The fuel cell stack uses a solid polymer, as in the current Mirai, but has been made smaller and has fewer cells (330 instead of 370). Nonetheless, it sets a new record for specific power density at 5.4 kW/l (excluding end plates). Maximum power has thus risen from 114 kW to 128 kW. Cold weather performance has been improved with start-up now possible at temperatures from as low as -30˚C.
The new Mirai is equipped with lithium-ion high-voltage battery in place of the current model’s nickel-metal hydride unit. Although smaller in size, it is more energy-dense, giving higher output and superior environmental performance. Containing 84 cells, it has a 310.8 rated voltage compared to 244.8, and a 4.0Ah capacity, versus 6.5Ah. Overall weight has been reduced from 46.9 to 44. kg. The output has improved from 25.5kW x 10 seconds to 31.5kW x 10 seconds.
The battery’s smaller dimensions have allowed it to be positioned behind the rear seats, avoiding intrusion in the load compartment. An optimised air-cooling path has been designed, with discreet inlets either side of the rear seats.
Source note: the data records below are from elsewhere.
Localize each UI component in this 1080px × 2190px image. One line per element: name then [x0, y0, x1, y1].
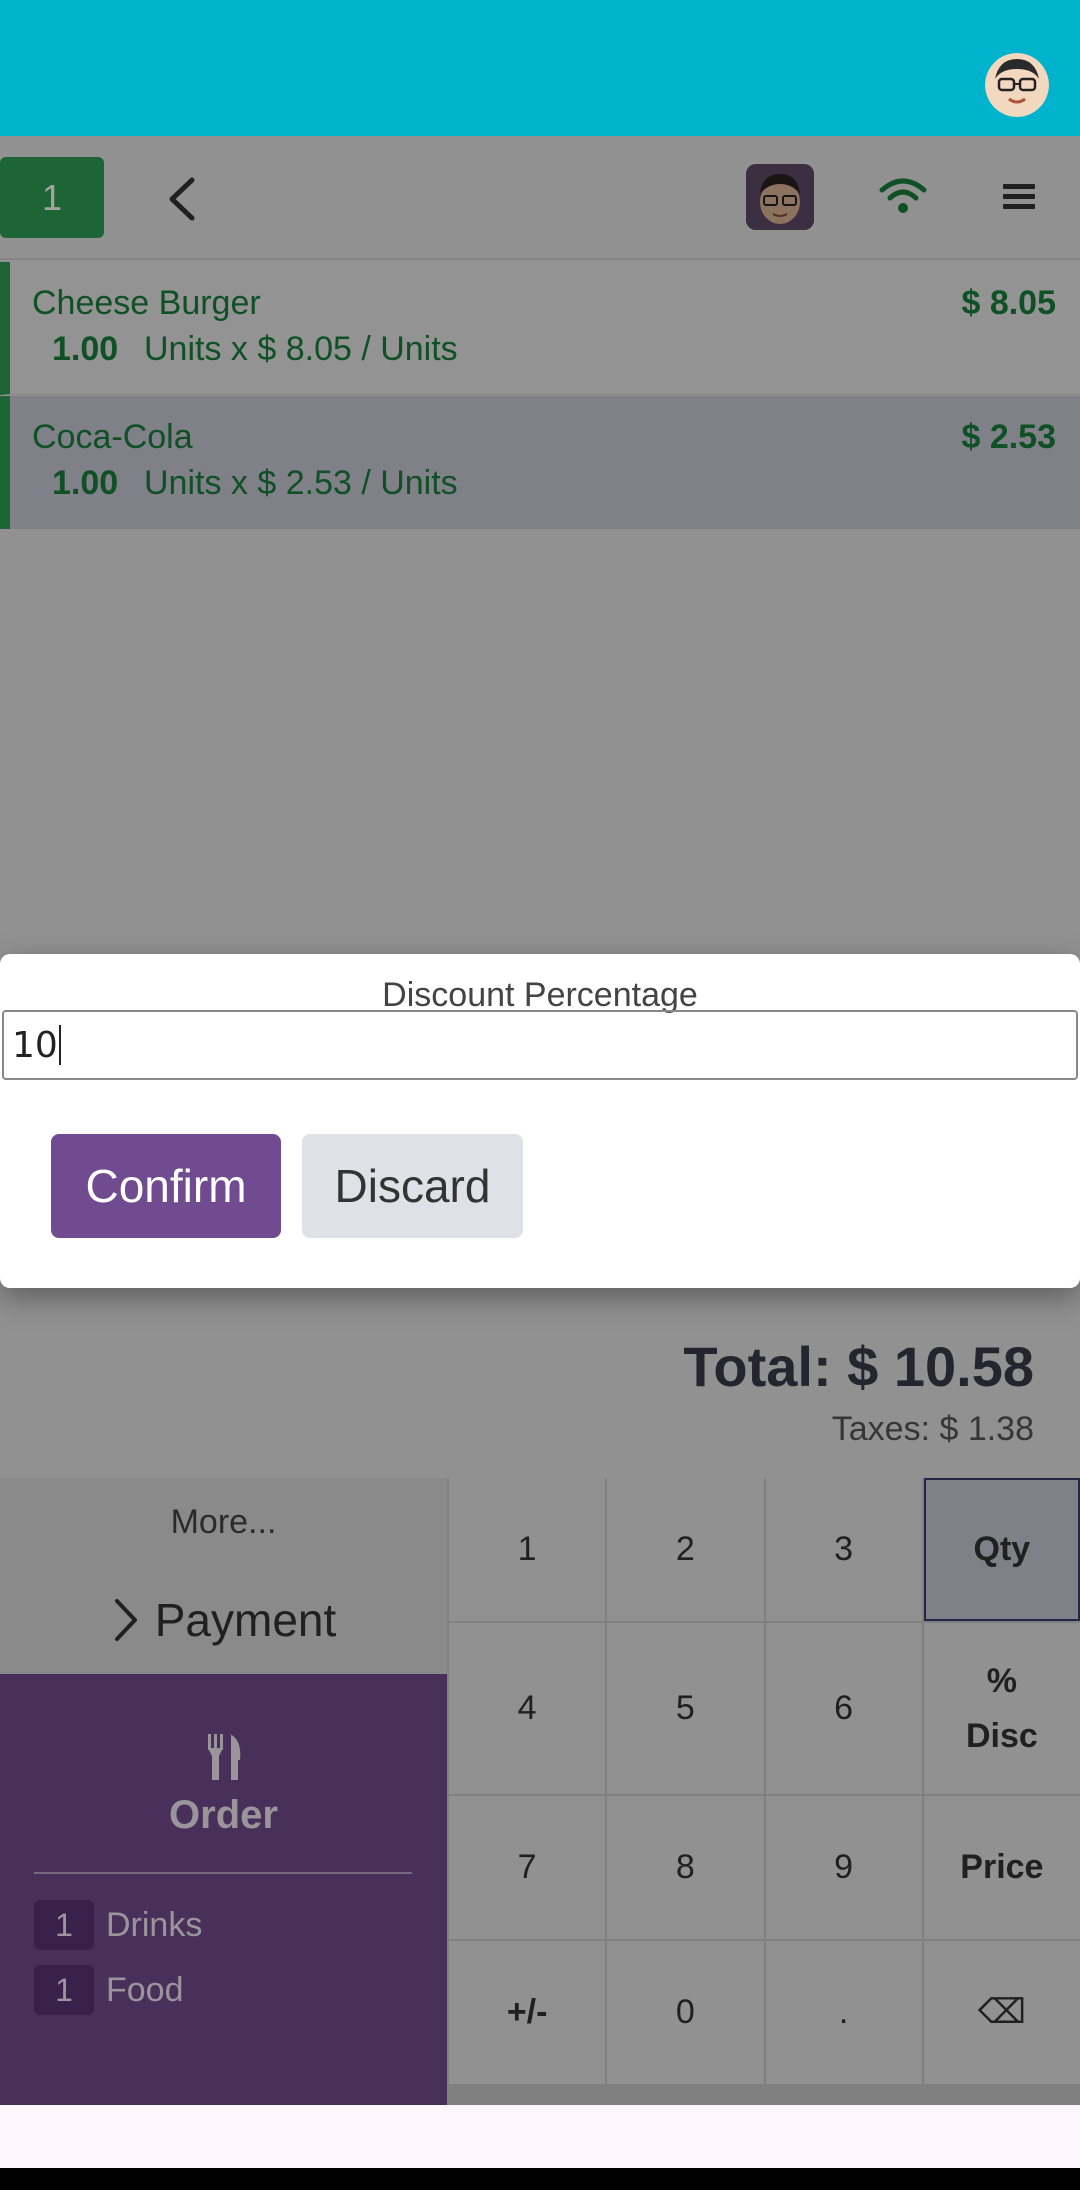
- discount-value: 10: [12, 1024, 58, 1066]
- text-caret: [58, 1025, 61, 1065]
- discount-input[interactable]: 10: [2, 1010, 1078, 1080]
- discount-dialog: Discount Percentage 10 Confirm Discard: [0, 954, 1080, 1288]
- user-avatar[interactable]: [985, 53, 1049, 117]
- confirm-button[interactable]: Confirm: [51, 1134, 281, 1238]
- app-bar: [0, 0, 1080, 136]
- discard-button[interactable]: Discard: [302, 1134, 523, 1238]
- system-nav-bar: [0, 2168, 1080, 2190]
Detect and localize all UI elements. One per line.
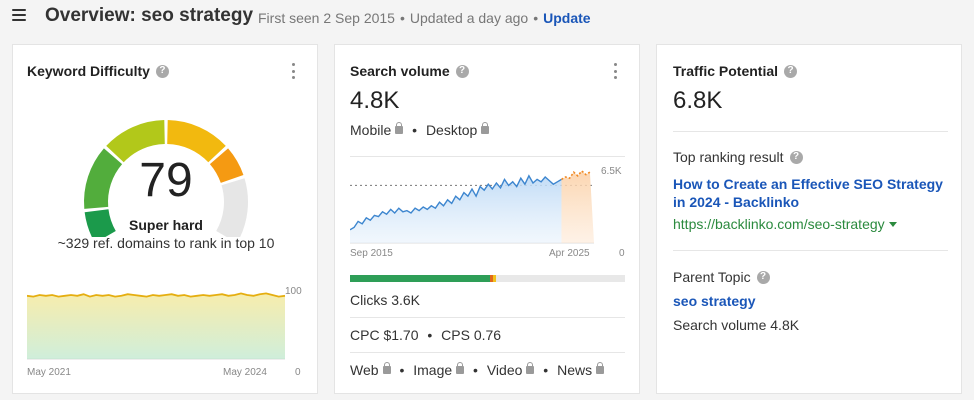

Targeting a 10-fold increase in sales
The introduction of the new Mirai will see Toyota target deeper market penetration with a planned 10-fold expansion in sales volume. The company says this growth will be supported by the new model’s stronger performance and greater customer appeal, notably as a more affordable vehicle with a selling price reduced by around 20 per cent.
Toyota believes the practicality of hydrogen FCEV ownership will also steadily increase as markets improve their hydrogen infrastructure, the number of filling stations rises and Governments and local authorities introduce new incentives and regulations for cleaner mobility.